Passeata envolveu certa de 100 alunos, professores e equipe da Superintendência Regional de Ensino

Com as chuvas, a luta contra a dengue é constante na vida de todo cidadão. Em São Sebastião do Paraíso, no Sul de Minas, alunos de duas escolas estaduais e servidores da Superintendência Regional de Ensino (SRE) foram às ruas para conscientizar a população em relação à doença e à sua prevenção. Cerca de 100 pessoas estiveram envolvidas na iniciativa.
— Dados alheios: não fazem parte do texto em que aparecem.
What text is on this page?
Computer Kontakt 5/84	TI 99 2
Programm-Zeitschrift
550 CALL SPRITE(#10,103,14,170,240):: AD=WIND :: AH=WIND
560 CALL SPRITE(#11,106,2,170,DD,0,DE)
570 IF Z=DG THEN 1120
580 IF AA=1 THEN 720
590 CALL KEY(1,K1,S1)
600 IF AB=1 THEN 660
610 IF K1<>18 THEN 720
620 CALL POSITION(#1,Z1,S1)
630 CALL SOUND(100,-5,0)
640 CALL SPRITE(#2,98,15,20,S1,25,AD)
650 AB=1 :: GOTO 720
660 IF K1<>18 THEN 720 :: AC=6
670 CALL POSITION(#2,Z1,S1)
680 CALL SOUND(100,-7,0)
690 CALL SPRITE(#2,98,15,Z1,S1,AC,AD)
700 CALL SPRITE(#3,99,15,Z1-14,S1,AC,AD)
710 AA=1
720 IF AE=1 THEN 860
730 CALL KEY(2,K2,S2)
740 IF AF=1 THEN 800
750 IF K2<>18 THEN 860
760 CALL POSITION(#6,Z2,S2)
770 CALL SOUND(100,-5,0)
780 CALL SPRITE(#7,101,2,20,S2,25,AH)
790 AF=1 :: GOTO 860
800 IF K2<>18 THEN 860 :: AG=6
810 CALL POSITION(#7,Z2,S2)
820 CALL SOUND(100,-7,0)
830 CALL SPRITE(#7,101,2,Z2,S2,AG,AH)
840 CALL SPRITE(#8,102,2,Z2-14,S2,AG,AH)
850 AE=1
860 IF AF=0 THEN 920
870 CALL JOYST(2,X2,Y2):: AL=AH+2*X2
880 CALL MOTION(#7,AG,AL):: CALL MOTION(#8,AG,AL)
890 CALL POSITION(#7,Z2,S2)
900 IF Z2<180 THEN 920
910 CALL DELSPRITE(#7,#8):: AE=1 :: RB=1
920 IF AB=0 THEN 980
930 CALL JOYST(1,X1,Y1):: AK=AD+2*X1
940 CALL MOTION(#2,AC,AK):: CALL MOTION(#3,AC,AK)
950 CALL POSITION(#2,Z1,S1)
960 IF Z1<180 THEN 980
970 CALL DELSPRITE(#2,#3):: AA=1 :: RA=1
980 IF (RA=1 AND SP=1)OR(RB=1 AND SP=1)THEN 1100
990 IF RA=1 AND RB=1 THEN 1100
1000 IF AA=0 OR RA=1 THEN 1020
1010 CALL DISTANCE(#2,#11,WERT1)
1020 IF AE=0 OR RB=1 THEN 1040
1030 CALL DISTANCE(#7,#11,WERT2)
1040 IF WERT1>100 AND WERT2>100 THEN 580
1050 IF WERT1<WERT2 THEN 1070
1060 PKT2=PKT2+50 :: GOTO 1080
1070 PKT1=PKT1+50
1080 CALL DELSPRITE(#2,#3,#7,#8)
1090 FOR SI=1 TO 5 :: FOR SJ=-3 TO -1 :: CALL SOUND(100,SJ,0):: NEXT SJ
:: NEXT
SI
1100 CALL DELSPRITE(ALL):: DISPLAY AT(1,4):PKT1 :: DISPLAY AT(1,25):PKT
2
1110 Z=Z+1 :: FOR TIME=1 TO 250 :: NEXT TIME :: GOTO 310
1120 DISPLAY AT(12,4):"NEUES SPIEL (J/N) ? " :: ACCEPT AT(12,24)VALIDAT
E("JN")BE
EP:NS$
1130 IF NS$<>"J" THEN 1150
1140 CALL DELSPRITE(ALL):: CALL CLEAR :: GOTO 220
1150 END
A ação é uma iniciativa da SRE, que faz parte do Comitê de Combate à Dengue da Prefeitura da cidade. “São somente a 20km até a divisa entre Minas e São Paulo e está bem crítica a situação. Há um grande deslocamento de pessoas, então temos casos importados, além daqueles que acontecem dentro da cidade mesmo. Então a Prefeitura da cidade de São Sebastião do Paraíso montou esse comitê e cada órgão se mobiliza dentro das suas possibilidades”, explica Samuel Anderson Queiroz da Silva, técnico da regional que representa a SRE no comitê.

Entre educadores e alunos, cerca de 100 pessoas foram às ruas de São Sebastião do Paraíso. Foto: Arquivo SRE

O comitê, liderado pela Secretaria Municipal de Saúde, também conta com a participação da Polícia Militar de Minas Gerais, do Corpo de Bombeiros, da Secretaria Municipal de Educação e do Tiro de Guerra, instituição militar do Exército Brasileiro encarregada de formar soldados e ou cabos de segunda categoria (reservistas) para o exército.

Entre as escolas que participaram está a Escola Estadual Clóvis Salgado. A aluna Thayná de Oliveira Borba é uma dos 35 alunos do 8º ano do ensino fundamental da escola que participaram da caminhada pelo centro da cidade. “Achei muito interessante. Aqui na nossa cidade está tendo muitos casos de dengue, inclusive minha mãe ficou doente. Essa ação ajuda as pessoas a terem uma noção sobre a doença”.

Na Escola Estadual Comendadora Ana Cândida de Figueiredo, o trabalho contra a dengue envolveu todos os 1,2 mil alunos. Foto: Arquivo da Escola

Andréa Assis Silveira Ribeiro Duarte, diretora da Escola Estadual Comendadora Ana Cândida de Figueiredo, junto com sua equipe, procurou envolver os 1,2 mil alunos da escola na ação, mesmo que nem todos pudessem ir às ruas. “Quando envolve escola e a comunidade a gente faz a diferença. Hoje a escola não passa só matérias, tem que ter interdisciplinaridade, envolvendo saúde, meio ambiente e outros temas que fazem parte da vida do aluno. É importante a escola estar envolvida nesse processo”, conta.

Na escola gerida por Andréa, foram para as ruas da cidade 60 alunos do 2º e 3º ano do ensino médio. Mas todos participaram de palestras de professores de Ciências, Biologia e Geografia sobre a dengue e sua prevenção. Eles ainda discutiram matérias jornalísticas sobre a doença na cidade.

Duas escolas participaram desse evento, mas a ideia é dar continuidade a esse trabalho. Foto: Arquivo SRE

Os alunos do 8º e do 7º do ensino fundamental estiveram envolvidos na passeata. Apesar de não terem levado as mensagens pessoalmente, os cartazes carregados pelos estudantes do ensino médio são deles. “Tem sido feito um trabalho constante com os alunos sobre a dengue. Quando levamos para eles a proposta de fazer os cartazes para a passeata, eles se entusiasmaram, trouxeram desenhos e as mensagens”, conta a supervisora pedagógica da escola, Paula Antônia de Pádua Baião Silva.

A ideia é que esse trabalho continue, segundo Samuel. Essa primeira passeata de conscientização passou pelo centro da cidade. Agora, ele quer levar a mensagem para os bairros que são mais atingidos pela doença. “A escola é um microcosmo da cidade, tudo de bom e ruim que acontece na sociedade replica na escola. E a escola tem poder de mobilização. Ela tem muita credibilidade na comunidade em que está. Percebo isso no dia a dia. Quando a gente consegue mobilizar professores, corpo administrativo e alunos, você tem o poder de mobilizar a comunidade local. Se os professores tiverem essa consciência a gente consegue lutar com a dengue”.